Determine the stability of an equilibrium point for a given Lagrangian

Question

I have to determine the equilibria and the stability for a Lagrangian given by

\begin{align} \frac{\dot{x}^2+\dot{y}^2}{2}-V(x,y) \end{align}

where $V(x,y)=-(x^2+y^2)^4+(2x^2+y^2)^2-1$.

The origin $(0,0)$ is an equilibria, but since the Hessian of the potential energy is indefinite when evaluated at this point, I need an alternative way to move.

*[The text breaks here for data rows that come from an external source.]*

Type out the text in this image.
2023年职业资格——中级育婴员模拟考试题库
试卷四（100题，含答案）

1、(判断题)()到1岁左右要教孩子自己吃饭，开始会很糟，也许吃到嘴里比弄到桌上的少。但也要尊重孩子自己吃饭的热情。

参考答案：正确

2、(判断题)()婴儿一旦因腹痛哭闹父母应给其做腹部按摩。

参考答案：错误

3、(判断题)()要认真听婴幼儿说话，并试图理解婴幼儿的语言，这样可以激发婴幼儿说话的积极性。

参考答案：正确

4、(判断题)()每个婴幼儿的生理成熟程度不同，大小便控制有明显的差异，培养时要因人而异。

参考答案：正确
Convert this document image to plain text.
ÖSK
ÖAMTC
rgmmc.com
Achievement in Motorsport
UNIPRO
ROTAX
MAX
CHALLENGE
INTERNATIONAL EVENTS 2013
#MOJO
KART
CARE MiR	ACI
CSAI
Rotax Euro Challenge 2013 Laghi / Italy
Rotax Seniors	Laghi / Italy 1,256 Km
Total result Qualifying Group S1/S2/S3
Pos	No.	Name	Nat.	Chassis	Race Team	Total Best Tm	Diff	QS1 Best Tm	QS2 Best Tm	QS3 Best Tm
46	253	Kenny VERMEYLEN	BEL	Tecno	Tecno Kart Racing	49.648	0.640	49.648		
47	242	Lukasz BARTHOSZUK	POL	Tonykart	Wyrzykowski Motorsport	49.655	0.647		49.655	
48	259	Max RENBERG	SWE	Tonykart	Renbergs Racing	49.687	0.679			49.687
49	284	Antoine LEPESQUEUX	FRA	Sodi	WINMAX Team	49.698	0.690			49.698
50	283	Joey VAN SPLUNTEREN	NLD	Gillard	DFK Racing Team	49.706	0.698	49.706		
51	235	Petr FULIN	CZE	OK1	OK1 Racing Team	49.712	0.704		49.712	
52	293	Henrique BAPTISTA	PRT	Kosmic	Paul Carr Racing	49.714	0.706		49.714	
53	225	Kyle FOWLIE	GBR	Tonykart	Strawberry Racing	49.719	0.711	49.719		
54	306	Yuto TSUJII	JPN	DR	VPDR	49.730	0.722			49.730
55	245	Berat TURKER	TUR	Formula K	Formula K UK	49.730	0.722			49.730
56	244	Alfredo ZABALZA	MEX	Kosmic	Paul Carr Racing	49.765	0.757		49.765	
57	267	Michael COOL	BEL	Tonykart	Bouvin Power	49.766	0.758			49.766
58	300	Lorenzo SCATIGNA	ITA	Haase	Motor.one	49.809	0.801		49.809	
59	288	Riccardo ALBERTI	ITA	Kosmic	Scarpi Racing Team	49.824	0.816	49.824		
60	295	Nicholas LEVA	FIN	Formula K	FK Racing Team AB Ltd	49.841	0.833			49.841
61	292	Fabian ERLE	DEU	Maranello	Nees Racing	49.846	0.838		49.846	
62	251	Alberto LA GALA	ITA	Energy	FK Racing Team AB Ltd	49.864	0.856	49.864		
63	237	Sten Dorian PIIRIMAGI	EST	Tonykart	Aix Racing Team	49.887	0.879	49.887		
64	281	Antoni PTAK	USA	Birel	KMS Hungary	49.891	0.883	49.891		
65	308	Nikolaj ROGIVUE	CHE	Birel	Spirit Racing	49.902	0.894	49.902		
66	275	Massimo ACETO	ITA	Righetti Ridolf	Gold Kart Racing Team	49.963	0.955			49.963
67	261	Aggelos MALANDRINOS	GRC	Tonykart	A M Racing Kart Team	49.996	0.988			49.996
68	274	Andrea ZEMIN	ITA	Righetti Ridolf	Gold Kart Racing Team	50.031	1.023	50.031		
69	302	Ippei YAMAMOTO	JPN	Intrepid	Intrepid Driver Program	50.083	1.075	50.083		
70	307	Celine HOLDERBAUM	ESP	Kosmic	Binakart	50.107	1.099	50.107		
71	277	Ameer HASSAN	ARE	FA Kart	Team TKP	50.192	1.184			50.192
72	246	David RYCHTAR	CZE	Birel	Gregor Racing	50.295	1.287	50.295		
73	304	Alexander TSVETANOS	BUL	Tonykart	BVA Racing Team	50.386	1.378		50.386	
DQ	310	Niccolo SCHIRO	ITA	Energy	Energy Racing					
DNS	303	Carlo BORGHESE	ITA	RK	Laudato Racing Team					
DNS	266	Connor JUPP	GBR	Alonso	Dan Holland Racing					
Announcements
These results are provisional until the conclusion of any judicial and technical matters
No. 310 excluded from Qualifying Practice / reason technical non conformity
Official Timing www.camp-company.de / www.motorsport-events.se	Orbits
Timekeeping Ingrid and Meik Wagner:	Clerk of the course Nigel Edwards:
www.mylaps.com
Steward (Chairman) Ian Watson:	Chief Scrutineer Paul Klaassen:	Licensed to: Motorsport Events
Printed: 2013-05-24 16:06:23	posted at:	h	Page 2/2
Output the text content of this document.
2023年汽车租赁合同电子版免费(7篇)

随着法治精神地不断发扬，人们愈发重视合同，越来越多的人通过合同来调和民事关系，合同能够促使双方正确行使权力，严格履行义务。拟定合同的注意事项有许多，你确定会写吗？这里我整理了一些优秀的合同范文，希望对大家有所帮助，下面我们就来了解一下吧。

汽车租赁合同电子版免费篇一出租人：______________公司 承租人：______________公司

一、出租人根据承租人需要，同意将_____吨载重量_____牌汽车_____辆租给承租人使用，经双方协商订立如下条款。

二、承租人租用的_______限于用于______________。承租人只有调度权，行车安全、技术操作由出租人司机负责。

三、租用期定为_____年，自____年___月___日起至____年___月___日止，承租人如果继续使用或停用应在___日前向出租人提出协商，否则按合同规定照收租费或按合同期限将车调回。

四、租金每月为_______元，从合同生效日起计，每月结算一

I've tried so far to see if $V(x,y)-V(0,0)>0$ in a neighbourhood of the origin, but I can't prove it. The previous point asked me to see if there's any first integral, and I know that $E(x,y,\dot x, \dot y)$ (the energy) is preserved by the "Jacobi function theorem", so maybe I have to use it but I don't know how.

Answer 1

We have that $$(2x^2+y^2)^2=x^4+2x^2(x^2+y^2)+(x^2+y^2)^2$$ And if $0<q<1$, we have that $q>q^2$, so we have that (for $0<x^2+y^2<1$) $$(x^2+y^2)^2 > (x^2+y^2)^4$$ Which means that $$x^4+2x^2(x^2+y^2)+(x^2+y^2)^2>x^4+2x^2(x^2+y^2)+(x^2+y^2)^2 +(x^2+y^2)^4$$ So $$(2x^2+y^2)^2-(x^2+y^2)^4 > x^4+2x^2(x^2+y^2)$$

Answer 2

Making $x^2+y^2 = r^2$ we have

$$ V(r,\theta) = -r^8+\frac 12(3+\cos(2\theta))r^4-1 $$

so for small $r^8 < r^4$ and $1 \le \frac 12(3+\cos(2\theta))\le 2$ so as we can observe $V(r,\theta)$ has a minimum at $r = 0$